I guess I was unlucky and lucky. I had a Gigabyte 2080ti, which I purchased in 2019 and in late December (2021) I noticed it was over heating and other weird shit. I returned it to the store and they had to send it back to Gigabyte (Not the first time I've had to send a Gigabyte card back) 3 weeks later I'm informed they will need to replace it. The store offered me a 3070ti, which I rejected as a fair replacement, but in the end just decided to spend an extra $230 Australian on a 3080 Gigabyte Master, (I liked the idea of a digital display, but it never worked or saved). Worst decision... just a month later this one had to be replaced, as it was also deemed faulty, as again doing weird things.
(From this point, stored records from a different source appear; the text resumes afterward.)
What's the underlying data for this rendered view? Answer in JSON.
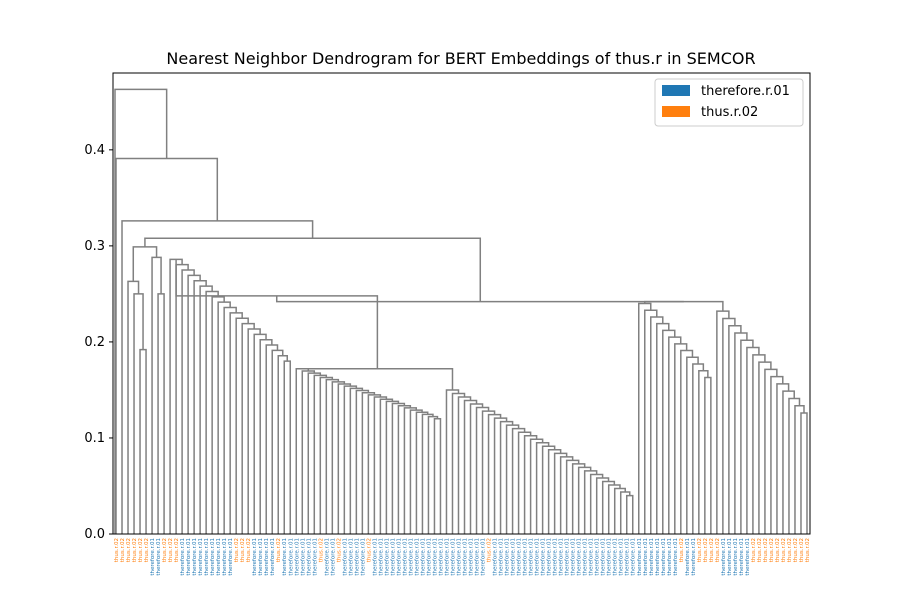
{
  "chart_data": {
    "type": "dendrogram",
    "title": "Nearest Neighbor Dendrogram for BERT Embeddings of thus.r in SEMCOR",
    "xlabel": "",
    "ylabel": "",
    "ylim": [
      0,
      0.48
    ],
    "yticks": [
      0.0,
      0.1,
      0.2,
      0.3,
      0.4
    ],
    "legend_position": "top-right",
    "grid": false,
    "link_color": "#808080",
    "legend": [
      {
        "label": "therefore.r.01",
        "color": "#1f77b4"
      },
      {
        "label": "thus.r.02",
        "color": "#ff7f0e"
      }
    ],
    "leaf_count": 116,
    "top_merge_heights": [
      0.463,
      0.391,
      0.326,
      0.308,
      0.248,
      0.242,
      0.172
    ],
    "leaves": [
      "thus.r.02",
      "thus.r.02",
      "thus.r.02",
      "thus.r.02",
      "thus.r.02",
      "thus.r.02",
      "therefore.r.01",
      "therefore.r.01",
      "thus.r.02",
      "thus.r.02",
      "thus.r.02",
      "therefore.r.01",
      "therefore.r.01",
      "therefore.r.01",
      "therefore.r.01",
      "therefore.r.01",
      "therefore.r.01",
      "therefore.r.01",
      "therefore.r.01",
      "therefore.r.01",
      "thus.r.02",
      "thus.r.02",
      "thus.r.02",
      "therefore.r.01",
      "therefore.r.01",
      "therefore.r.01",
      "therefore.r.01",
      "thus.r.02",
      "therefore.r.01",
      "therefore.r.01",
      "therefore.r.01",
      "therefore.r.01",
      "therefore.r.01",
      "therefore.r.01",
      "thus.r.02",
      "therefore.r.01",
      "therefore.r.01",
      "thus.r.02",
      "therefore.r.01",
      "therefore.r.01",
      "therefore.r.01",
      "therefore.r.01",
      "thus.r.02",
      "therefore.r.01",
      "therefore.r.01",
      "therefore.r.01",
      "therefore.r.01",
      "therefore.r.01",
      "therefore.r.01",
      "therefore.r.01",
      "therefore.r.01",
      "therefore.r.01",
      "therefore.r.01",
      "therefore.r.01",
      "therefore.r.01",
      "therefore.r.01",
      "therefore.r.01",
      "therefore.r.01",
      "therefore.r.01",
      "therefore.r.01",
      "therefore.r.01",
      "therefore.r.01",
      "thus.r.02",
      "therefore.r.01",
      "therefore.r.01",
      "therefore.r.01",
      "therefore.r.01",
      "therefore.r.01",
      "therefore.r.01",
      "therefore.r.01",
      "therefore.r.01",
      "therefore.r.01",
      "therefore.r.01",
      "therefore.r.01",
      "therefore.r.01",
      "therefore.r.01",
      "therefore.r.01",
      "therefore.r.01",
      "therefore.r.01",
      "therefore.r.01",
      "therefore.r.01",
      "therefore.r.01",
      "therefore.r.01",
      "therefore.r.01",
      "therefore.r.01",
      "therefore.r.01",
      "therefore.r.01",
      "therefore.r.01",
      "therefore.r.01",
      "therefore.r.01",
      "therefore.r.01",
      "therefore.r.01",
      "therefore.r.01",
      "therefore.r.01",
      "thus.r.02",
      "therefore.r.01",
      "therefore.r.01",
      "thus.r.02",
      "thus.r.02",
      "thus.r.02",
      "thus.r.02",
      "therefore.r.01",
      "therefore.r.01",
      "therefore.r.01",
      "therefore.r.01",
      "therefore.r.01",
      "thus.r.02",
      "thus.r.02",
      "thus.r.02",
      "thus.r.02",
      "thus.r.02",
      "thus.r.02",
      "thus.r.02",
      "thus.r.02",
      "thus.r.02",
      "thus.r.02"
    ]
  }
}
So, I was offered another replacement and I decided never to buy another Gigabyte card, as I've had 4 over the last 7 years and 3 had been returned. So, I went with this beautiful 3080 MSI Suprim X 12GB in question and I must say, it's a gem. So quiet, no hiccups (so far), looks absolutely fantastic, good quality and is up their with the ti models. I don't do competitive gaming, just Sim Racing against AI, so quality is more important than performance and high frame rates. Smooth 60 FPS at 4K on Ultra High setting is a breeze for this card and I'm thinking of going to a 120Hz TV as a monitor to jack it up to 120FPS. So, the moral to the story is, don't buy Gigabyte, as they are unreliable and I think the 12 GB card is effectively a 3080 Super, or if you like, an advanced 3080, inline with 3080ti performance. I highly recommend it.


----------



## SoppingClam (Mar 11, 2022)

Hi, nice review again. 

I have this card but just noticed on the features page 2 you have it listed as having only HDMI 2.0 & DisplayPort 1.4.

Of course it is actually HDMI 2.1 and are DisplayPort v1.4a. My Sony Bravia TV just updated with the VRR update. Nice to get 120hz VRR G-Sync working. So silky smooth 

I am sure you know, but maybe worth updating for others.


----------